Gemstones, Semi-precious stones or precious stones?
Author: Magdalena Kořínková
They are beautiful, colourful, shiny, and valuable. They have captivated us for thousands of years, and this is still true today. However, for a mineral to be classified as a gemstone, it must meet certain criteria. A gemstone must be visually appealing, have a high lustre, light refraction, attractive colour, and be clear or transparent. Sometimes meeting just one of these qualities is enough for a stone to be classified as a gemstone. This was not always the case. Let us delve into the history of semi-precious and precious stones.

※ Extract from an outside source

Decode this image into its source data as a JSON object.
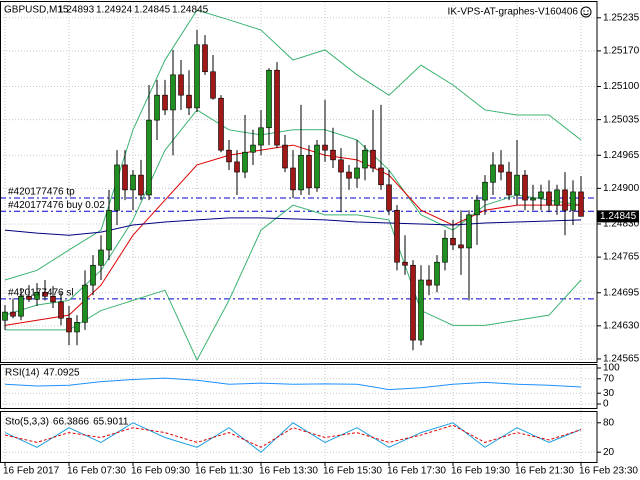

In the past, only rare and very expensive stones were classified as gemstones, while more common stones were considered semi-precious. The distinction between gemstones and semi-precious stones first appeared in the mid-19th century.
Semi-Precious Stones
Until 1935, semi-precious stones referred to minerals that did not meet at least one of the criteria determining whether they would be classified as semi-precious or precious stones. These criteria included transparency, hardness, and suitability for cutting.
Examples of stones previously classified as semi-precious:
- quartz (various colours)
- garnet (red and green)
- turquoise
- topaz (yellow)
- jade (green and white)
- tourmaline (pink, green, and black)
- zircon (red, orange)
Gemstones
Until 1935, gemstones were considered to be minerals that were transparent, suitable for cutting, and had a hardness above 8 on the Mohs scale. Stones that met all the criteria except for an 8+ hardness were classified as semi-precious. Interestingly, by this standard, emerald would be a semi-precious stone as its hardness ranges from 7.5 to 8. Yet historically, emeralds are among the most valuable stones, alongside diamonds, sapphires, and rubies, forming the classic “top four” gemstones.
Precious Stones
In 1935, due to these inconsistencies, the term "semi-precious stones" was abolished with the adoption of a new official nomenclature by the international organisation BIBOA (Bureau International des Associations de Fabricants, Grossistes et Détaillants de Joaillerie, Bijouterie, Orfévrerie et Argenterie). The term “jewellery (precious) stones” was introduced. Since then, this term encompasses all minerals, even translucent and opaque ones, used in jewellery.
What qualifies as a precious stone? According to the International Jewellery Confederation (CIBJO), which also publishes lists of recognised gemstones, precious stones are “natural inorganic materials, excluding metals, used in jewellery and artistic creations.” This includes over 100 types of natural substances (minerals or rocks) that meet specific optical and physical properties (colour, transparency, lustre, shape, etc.), durability, and suitability for jewellery use, and, of course, value, which can be influenced by fashion trends and other factors.
Five Categories of Precious Stones
Precious stones can be classified into five categories:
- Main gemstones, such as diamond, corundum (sapphire, ruby), beryls (emerald, aquamarine), topaz, garnet, opal, tourmaline, etc.
- Secondary stones, including pearls, quartz and its varieties, amber, turquoise...
- General stones, such as chalcedony, agate, jade, feldspar...
- Rare stones, which are not commonly used for these purposes, like andalusite, anatase, rutile...
- Synthetic stones, artificially created
Gemstones can also be categorised by origin: mineral-based (diamonds, corundums, beryls, quartz, tourmaline, rubellite, etc.) and organic-based (amber, pearls, coral, shell, or ambergris).
How to Choose the right one?
When investing in a gemstone jewellery piece, antique jewellery is an excellent choice. These pieces were undoubtedly handcrafted, and their value is enhanced not only by the materials used but also by their high antique craftsmanship. Today, few can match the precision of the old master goldsmiths, not to mention the classic gem cuts.
Moreover, every antique jewellery piece is unique, ensuring you will not encounter anyone else wearing the same design. Its appeal is often heightened by the story behind it.